Ancak Fenerbahçe’de işler pek de iyi gitmedi. Oyuncularıyla yaşadığı kopukluk, alınan üst üste kötü sonuçlar ve Pendik faciası sonrası gelen istifa açıklamasıya Zeman devri sona erdi.


Mustafa Doğan: “Çapraza uzun top atmamızı isterdi”

Zeman’la çalışmak zor muydu? Ortaya koyduğu felsefe yeterince gerçekçi miydi?
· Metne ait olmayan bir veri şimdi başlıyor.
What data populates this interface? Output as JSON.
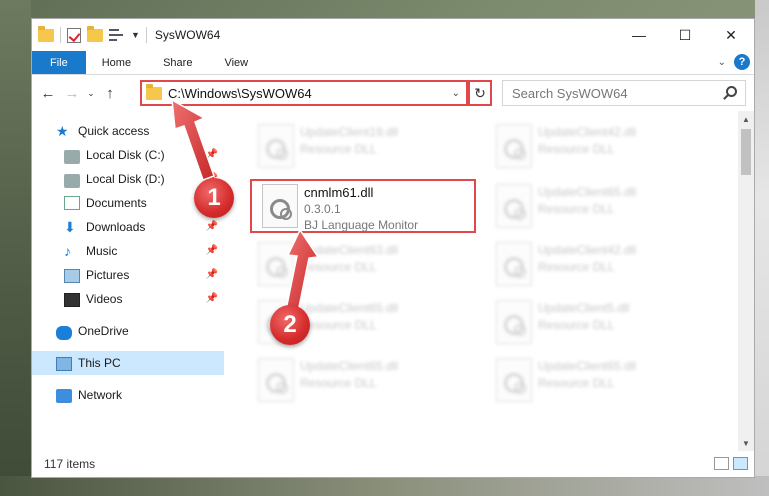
{
  "window": {
    "title": "SysWOW64",
    "controls": {
      "minimize": "—",
      "maximize": "☐",
      "close": "✕"
    }
  },
  "ribbon": {
    "tabs": [
      {
        "label": "File"
      },
      {
        "label": "Home"
      },
      {
        "label": "Share"
      },
      {
        "label": "View"
      }
    ],
    "help": "?"
  },
  "navigation": {
    "back": "←",
    "forward": "→",
    "recent": "⌄",
    "up": "↑",
    "address": "C:\\Windows\\SysWOW64",
    "address_dropdown": "⌄",
    "refresh": "↻",
    "search_placeholder": "Search SysWOW64"
  },
  "sidebar": {
    "quick_access": "Quick access",
    "items": [
      {
        "label": "Local Disk (C:)",
        "pinned": true
      },
      {
        "label": "Local Disk (D:)",
        "pinned": true
      },
      {
        "label": "Documents",
        "pinned": true
      },
      {
        "label": "Downloads",
        "pinned": true
      },
      {
        "label": "Music",
        "pinned": true
      },
      {
        "label": "Pictures",
        "pinned": true
      },
      {
        "label": "Videos",
        "pinned": true
      }
    ],
    "onedrive": "OneDrive",
    "this_pc": "This PC",
    "network": "Network"
  },
  "files": {
    "highlighted": {
      "name": "cnmlm61.dll",
      "version": "0.3.0.1",
      "description": "BJ Language Monitor"
    },
    "blurred": [
      {
        "name": "UpdateClient19.dll",
        "desc": "Resource DLL"
      },
      {
        "name": "UpdateClient42.dll",
        "desc": "Resource DLL"
      },
      {
        "name": "UpdateClient65.dll",
        "desc": "Resource DLL"
      },
      {
        "name": "UpdateClient63.dll",
        "desc": "Resource DLL"
      },
      {
        "name": "UpdateClient42.dll",
        "desc": "Resource DLL"
      },
      {
        "name": "UpdateClient65.dll",
        "desc": "Resource DLL"
      },
      {
        "name": "UpdateClient5.dll",
        "desc": "Resource DLL"
      },
      {
        "name": "UpdateClient65.dll",
        "desc": "Resource DLL"
      },
      {
        "name": "UpdateClient65.dll",
        "desc": "Resource DLL"
      }
    ]
  },
  "status": {
    "item_count": "117 items"
  },
  "annotations": {
    "step1": "1",
    "step2": "2",
    "accent_color": "#e0484c"
  }
}
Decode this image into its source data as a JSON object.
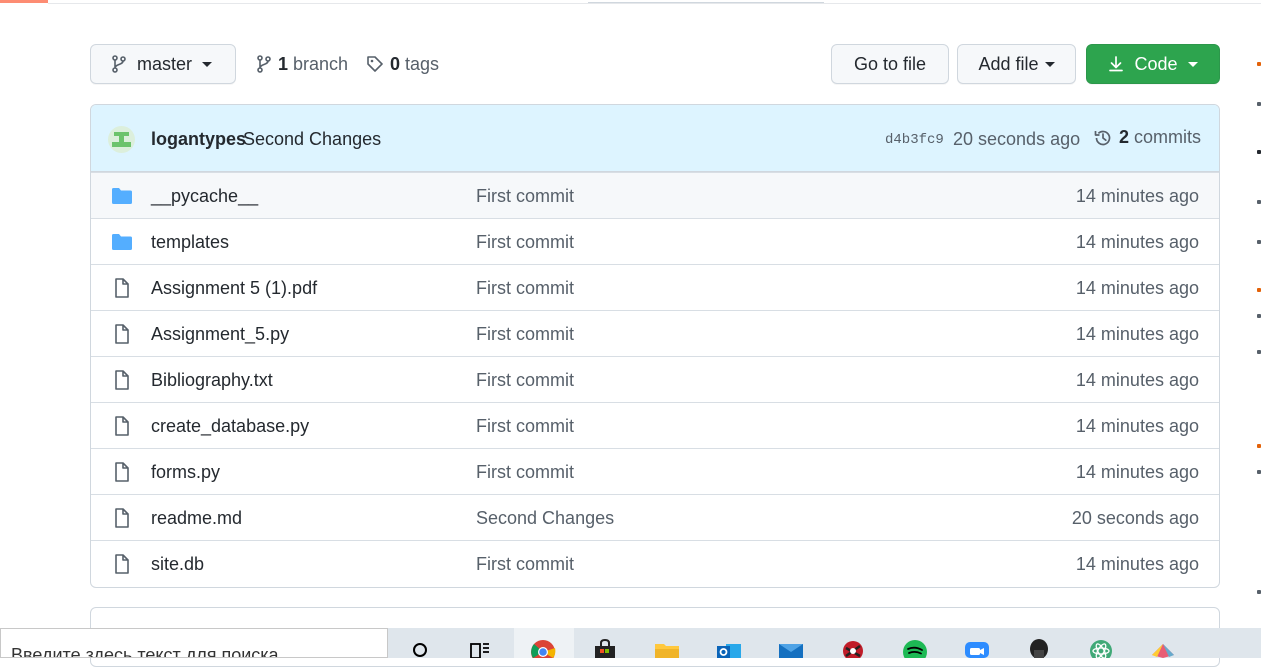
{
  "colors": {
    "primary_button": "#2da44e",
    "commit_header_bg": "#ddf4ff",
    "folder_icon": "#54aeff",
    "muted_text": "#57606a",
    "border": "#d0d7de"
  },
  "toolbar": {
    "branch_select": {
      "label": "master",
      "icon": "git-branch-icon"
    },
    "branches": {
      "count": "1",
      "label": "branch",
      "icon": "git-branch-icon"
    },
    "tags": {
      "count": "0",
      "label": "tags",
      "icon": "tag-icon"
    },
    "go_to_file": "Go to file",
    "add_file": "Add file",
    "code": {
      "label": "Code",
      "icon": "download-icon"
    }
  },
  "latest_commit": {
    "author": "logantypes",
    "message": "Second Changes",
    "sha": "d4b3fc9",
    "time": "20 seconds ago",
    "commits_count": "2",
    "commits_label": "commits",
    "icon": "history-icon"
  },
  "files": [
    {
      "type": "dir",
      "name": "__pycache__",
      "message": "First commit",
      "time": "14 minutes ago"
    },
    {
      "type": "dir",
      "name": "templates",
      "message": "First commit",
      "time": "14 minutes ago"
    },
    {
      "type": "file",
      "name": "Assignment 5 (1).pdf",
      "message": "First commit",
      "time": "14 minutes ago"
    },
    {
      "type": "file",
      "name": "Assignment_5.py",
      "message": "First commit",
      "time": "14 minutes ago"
    },
    {
      "type": "file",
      "name": "Bibliography.txt",
      "message": "First commit",
      "time": "14 minutes ago"
    },
    {
      "type": "file",
      "name": "create_database.py",
      "message": "First commit",
      "time": "14 minutes ago"
    },
    {
      "type": "file",
      "name": "forms.py",
      "message": "First commit",
      "time": "14 minutes ago"
    },
    {
      "type": "file",
      "name": "readme.md",
      "message": "Second Changes",
      "time": "20 seconds ago"
    },
    {
      "type": "file",
      "name": "site.db",
      "message": "First commit",
      "time": "14 minutes ago"
    }
  ],
  "taskbar": {
    "search_placeholder": "Введите здесь текст для поиска",
    "icons": [
      "search-icon",
      "task-view-icon",
      "chrome-icon",
      "store-icon",
      "file-explorer-icon",
      "outlook-icon",
      "mail-icon",
      "app-icon",
      "spotify-icon",
      "zoom-icon",
      "app-icon",
      "atom-icon",
      "app-icon"
    ]
  }
}
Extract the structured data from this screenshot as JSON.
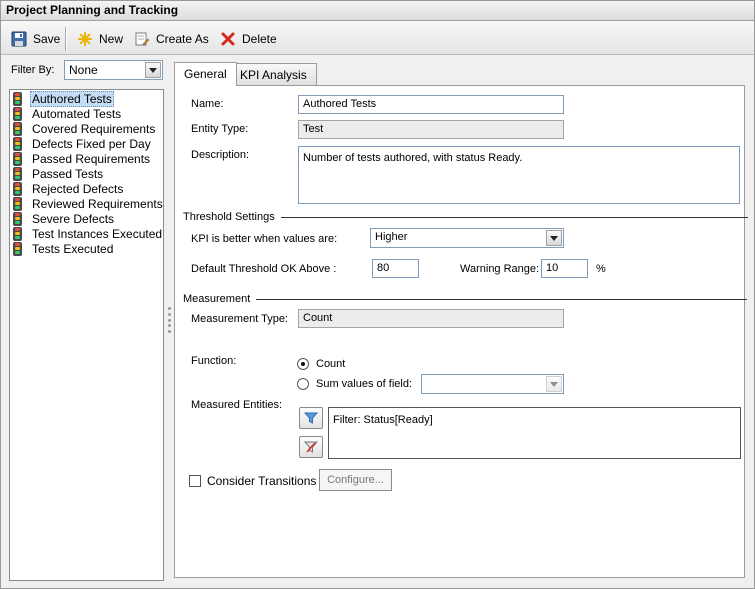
{
  "window": {
    "title": "Project Planning and Tracking"
  },
  "toolbar": {
    "save_label": "Save",
    "new_label": "New",
    "create_as_label": "Create As",
    "delete_label": "Delete"
  },
  "filter": {
    "label": "Filter By:",
    "value": "None"
  },
  "kpi_list": {
    "items": [
      {
        "label": "Authored Tests",
        "selected": true
      },
      {
        "label": "Automated Tests"
      },
      {
        "label": "Covered Requirements"
      },
      {
        "label": "Defects Fixed per Day"
      },
      {
        "label": "Passed Requirements"
      },
      {
        "label": "Passed Tests"
      },
      {
        "label": "Rejected Defects"
      },
      {
        "label": "Reviewed Requirements"
      },
      {
        "label": "Severe Defects"
      },
      {
        "label": "Test Instances Executed"
      },
      {
        "label": "Tests Executed"
      }
    ]
  },
  "tabs": [
    {
      "label": "General",
      "active": true
    },
    {
      "label": "KPI Analysis"
    }
  ],
  "general": {
    "name_label": "Name:",
    "name_value": "Authored Tests",
    "entity_type_label": "Entity Type:",
    "entity_type_value": "Test",
    "description_label": "Description:",
    "description_value": "Number of tests authored, with status Ready.",
    "threshold": {
      "section_label": "Threshold Settings",
      "better_label": "KPI is better when values are:",
      "better_value": "Higher",
      "ok_above_label": "Default Threshold OK Above :",
      "ok_above_value": "80",
      "warning_label": "Warning Range:",
      "warning_value": "10",
      "percent_label": "%"
    },
    "measurement": {
      "section_label": "Measurement",
      "type_label": "Measurement Type:",
      "type_value": "Count",
      "function_label": "Function:",
      "count_option": "Count",
      "sum_option": "Sum values of field:",
      "sum_field_value": "",
      "measured_entities_label": "Measured Entities:",
      "filter_text": "Filter: Status[Ready]"
    },
    "consider_transitions_label": "Consider Transitions",
    "configure_label": "Configure..."
  },
  "colors": {
    "selection": "#c5dcf5",
    "delete_icon": "#d42a1a",
    "new_icon": "#e8b400",
    "filter_icon": "#2e6fb7"
  }
}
Zemanlandia çemberinden geçen Mustafa Doğan anlatıyor

Zeman daha gelir gelmez ilk toplantıda tahtaya dizilişi yazdı ve dedi ki; ‘Arkadaşlar biz 4-3-3 oynayacağız. İster sevin, ister sevmeyin bizim sistemimiz artık bu!” Oysa bu işlerde doğru yöntem, ya yönetim kadrosunu göz önünde bulundurup bir hoca seçimine gider ya da gelen hoca öncelikle elindeki malzemeye bakar ve ona göre bir sistem belirler. Ancak Zeman fazlasıyla sabit fikirliydi. Belki de şöyle düşündü; ‘Bütün dünya benim değişmez sistemimin 4-3-3 olduğunu biliyor. Herhalde siz de beni bu sistemi oynatmam için aldınız.’ Bazı mevki tercihlerinde problem yaşadık. Örneğin Sergen’i hemen hücum üçlüsünün solunda oynatmaya başlaması… Onun dışında savunmadan topla çıkarken, çapraz bölgeye uzun toplar atmamızı istiyordu. Orada bir adam olup, olmaması fark etmezdi. Bunun bizim için bir ezber olmasını istemişti. Biz de diyorduk ki ‘Eee hocam, orada adam yok?’ Bu, onun için bahane değildi. ‘Olsun, orada kimsenin olmaması onların problemi. Sizin işiniz oraya topu atmak!’ derdi. Yani fazlasıyla şablon futboluna odaklıydı.
 
Aslında başka problemler de vardı. Mesela iletişimi pek iyi değildi, oldukça mesafeliydi. Konuşma tarzı da ağırdı, hele de toplantılarda bu durum daha da sıkıntı doğuruyordu. Çünkü çok fazla yabancı oyuncu vardı ve çok çeşitli bölgelerdendi. Hoca konuşurdu, önce yabancılara çevrilirdi Yugoslavca, Portekizce vesaire… En son sıra bize gelirdi. Vaktimizin çoğunun toplantılarda geçtiğini söyleyebilirim, kimse bu nedenle toplantılardan hoşlanmıyordu. Antrenmanları da oldukça ağır ve zorluydu. Ben yurt dışında da oynadım, çok farklı teknik direktörlerle çalıştım ama Zeman’ın antrenmanları kadar ağırını görmedim. Zaten benim adale sakatlıkları yaşamam Zeman’ın antrenmanlarıyla başlamıştı.”

JEAN TIGANA
Savunma, orta sahaya...
 
Jürgen Klopp, Borussia Dortmund’un savunma anlayışını şu sözlerle özetliyordu; “Aslında biz alışılageldik bir savunma yapmıyoruz. Rakibi kaleden uzakta tutmayı hedefliyoruz. Çünkü rakibini kalene yaklaştırmazsan, zaten savunma yapmana gerek kalmaz.” Bu felsefe günümüzde artık oldukça moda... Ancak o önde basan savunmayı ülkemizle tanıştıranlar, sağanak şekilde eleştiri yağmurlarına tutulmuştu. En çok ıslanansa, Beşiktaş’ı 2005-2007 yılları arasında çalıştıran Fransız teknik adam Jean Tigana. O günlerde Beşiktaş savunması orta sahanın önlerine kadar o kadar çok geliyordu ki rakip hücumcular ofsayda düşmemek için yan hakemin hizasını takip etme yolunu seçiyorlardı. Tigana “Ofsayt taktiği mi kaldı hoca, kaçıncı çağdayız!” seslerine maruz kalsa da asıl olarak farklı bir yolu amaçlamıştı.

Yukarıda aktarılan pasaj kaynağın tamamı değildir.